Emprego
Mercado de trabalho de Sorocaba abre 1.199 vagas em fevereiro
Dados do Caged mostram protagonismo do setor de serviços e estabilidade na geração de empregos
Sorocaba fechou fevereiro com saldo positivo na geração de empregos formais. O município registrou a abertura de 1.199 vagas com carteira assinada, resultado de 12.907 admissões e 11.708 desligamentos, segundo dados do Novo Cadastro Geral de Empregados e Desempregados (Caged). Apesar de inferior ao desempenho do mesmo período de 2025, o resultado é considerado consistente e acompanha a tendência nacional de crescimento moderado.
Na análise setorial, o destaque ficou com o setor de serviços, que abriu 713 vagas (6.404 admissões e 5.691 desligamentos), seguido pelo comércio, com saldo de 300 vagas (3.446 admissões e 3.146 desligamentos), pela indústria, com 146 vagas (2.051 admissões e 1.905 desligamentos), e pela construção civil, com 47 vagas (996 admissões e 949 desligamentos). A agropecuária foi o único setor com saldo negativo, de -7 vagas (10 admissões e 17 desligamentos), movimento associado à sazonalidade. O predomínio dos serviços reforça o perfil econômico do município, fortemente baseado em atividades ligadas ao consumo e atendimento.

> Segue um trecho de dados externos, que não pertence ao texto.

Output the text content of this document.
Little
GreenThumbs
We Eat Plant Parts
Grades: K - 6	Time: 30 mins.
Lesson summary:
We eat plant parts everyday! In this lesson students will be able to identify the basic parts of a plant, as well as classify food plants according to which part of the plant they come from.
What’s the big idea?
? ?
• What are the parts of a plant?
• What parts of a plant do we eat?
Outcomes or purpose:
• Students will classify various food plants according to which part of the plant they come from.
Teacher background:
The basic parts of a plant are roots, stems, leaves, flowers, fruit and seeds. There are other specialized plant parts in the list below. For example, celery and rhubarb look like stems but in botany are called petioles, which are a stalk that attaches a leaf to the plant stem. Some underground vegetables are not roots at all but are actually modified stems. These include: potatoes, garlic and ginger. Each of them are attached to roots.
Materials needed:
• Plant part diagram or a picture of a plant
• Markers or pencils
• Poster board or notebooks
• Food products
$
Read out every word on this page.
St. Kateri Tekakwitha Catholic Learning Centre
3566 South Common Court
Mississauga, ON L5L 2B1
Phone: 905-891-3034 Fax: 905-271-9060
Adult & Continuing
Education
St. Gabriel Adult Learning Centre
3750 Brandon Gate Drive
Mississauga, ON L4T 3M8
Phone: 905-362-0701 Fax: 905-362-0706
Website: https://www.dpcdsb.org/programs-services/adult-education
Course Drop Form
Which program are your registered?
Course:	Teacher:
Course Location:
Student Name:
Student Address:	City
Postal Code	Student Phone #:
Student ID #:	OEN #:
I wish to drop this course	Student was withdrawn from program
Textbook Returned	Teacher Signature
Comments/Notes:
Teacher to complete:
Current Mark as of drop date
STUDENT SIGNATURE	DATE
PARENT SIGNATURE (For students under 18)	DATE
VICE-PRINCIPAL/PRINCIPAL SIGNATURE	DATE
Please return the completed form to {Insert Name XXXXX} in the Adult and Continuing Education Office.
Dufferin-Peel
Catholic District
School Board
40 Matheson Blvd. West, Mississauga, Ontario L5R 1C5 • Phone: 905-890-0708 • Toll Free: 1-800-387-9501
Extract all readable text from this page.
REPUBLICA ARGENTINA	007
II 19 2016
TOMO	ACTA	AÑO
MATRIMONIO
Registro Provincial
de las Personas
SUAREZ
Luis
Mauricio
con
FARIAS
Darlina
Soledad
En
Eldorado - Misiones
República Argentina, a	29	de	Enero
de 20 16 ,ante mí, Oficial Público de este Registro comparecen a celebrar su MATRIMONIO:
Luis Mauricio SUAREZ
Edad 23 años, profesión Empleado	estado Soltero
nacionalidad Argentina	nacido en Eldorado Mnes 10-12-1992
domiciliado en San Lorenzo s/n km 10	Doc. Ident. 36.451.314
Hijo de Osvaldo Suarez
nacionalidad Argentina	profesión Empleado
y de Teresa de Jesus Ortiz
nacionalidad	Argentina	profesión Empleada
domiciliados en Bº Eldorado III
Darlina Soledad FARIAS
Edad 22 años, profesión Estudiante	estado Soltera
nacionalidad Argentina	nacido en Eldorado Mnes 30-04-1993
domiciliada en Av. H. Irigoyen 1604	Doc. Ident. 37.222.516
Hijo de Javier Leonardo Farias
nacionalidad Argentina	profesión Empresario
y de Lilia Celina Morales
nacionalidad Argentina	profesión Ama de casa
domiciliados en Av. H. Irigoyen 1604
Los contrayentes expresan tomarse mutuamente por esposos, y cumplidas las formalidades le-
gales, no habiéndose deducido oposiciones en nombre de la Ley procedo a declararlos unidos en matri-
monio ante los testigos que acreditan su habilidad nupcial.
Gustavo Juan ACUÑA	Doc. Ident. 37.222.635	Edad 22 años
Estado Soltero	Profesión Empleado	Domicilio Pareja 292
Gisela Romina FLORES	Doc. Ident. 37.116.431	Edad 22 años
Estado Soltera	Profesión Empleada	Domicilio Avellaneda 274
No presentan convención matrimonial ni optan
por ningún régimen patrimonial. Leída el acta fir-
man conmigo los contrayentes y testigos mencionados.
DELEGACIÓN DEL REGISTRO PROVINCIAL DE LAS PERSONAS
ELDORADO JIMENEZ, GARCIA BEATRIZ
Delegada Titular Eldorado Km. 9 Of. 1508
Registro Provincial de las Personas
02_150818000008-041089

Os dados também mostram diversidade no perfil das contratações, com destaque para trabalhadores de serviços e comércio, além de funções ligadas à produção industrial e logística, que também apresentaram saldo positivo no período.
Para o economista Marcos Canhada, o cenário local demonstra resiliência. “O resultado de fevereiro de 2026 mostra um mercado de trabalho dinâmico em Sorocaba, com geração líquida relevante de empregos. Mesmo em um cenário econômico mais desafiador, o município mantém capacidade de absorção de mão de obra, o que demonstra a resiliência e pujança da economia local”, afirma.
Ele ressalta que a comparação anual não invalida o desempenho atual. “Apesar de menor em relação a 2025, o resultado pode ser considerado positivo. É natural haver oscilações na comparação anual, especialmente após períodos de crescimento mais intenso. O saldo permanece consistente e indica continuidade da geração de oportunidades, ainda que em ritmo mais moderado”, completa.
O setor de serviços foi o principal responsável pela geração de vagas no município, puxado por áreas como atendimento, saúde, educação, tecnologia e atividades administrativas. Esse protagonismo, segundo especialistas, reflete tanto a estrutura econômica local quanto o momento de retomada do consumo.
A coordenadora do curso de Recursos Humanos da Universidade de Sorocaba (Uniso), Rosângela Gonsalves de Araujo, avalia que o resultado de fevereiro deve ser interpretado dentro de um contexto sazonal e de cautela econômica. “Historicamente, os primeiros meses do ano costumam ser mais fracos em contratações, o que torna o resultado relevante. Mesmo com a comparação anual indicando retração, o movimento atual sinaliza expansão e estabilidade”, destaca.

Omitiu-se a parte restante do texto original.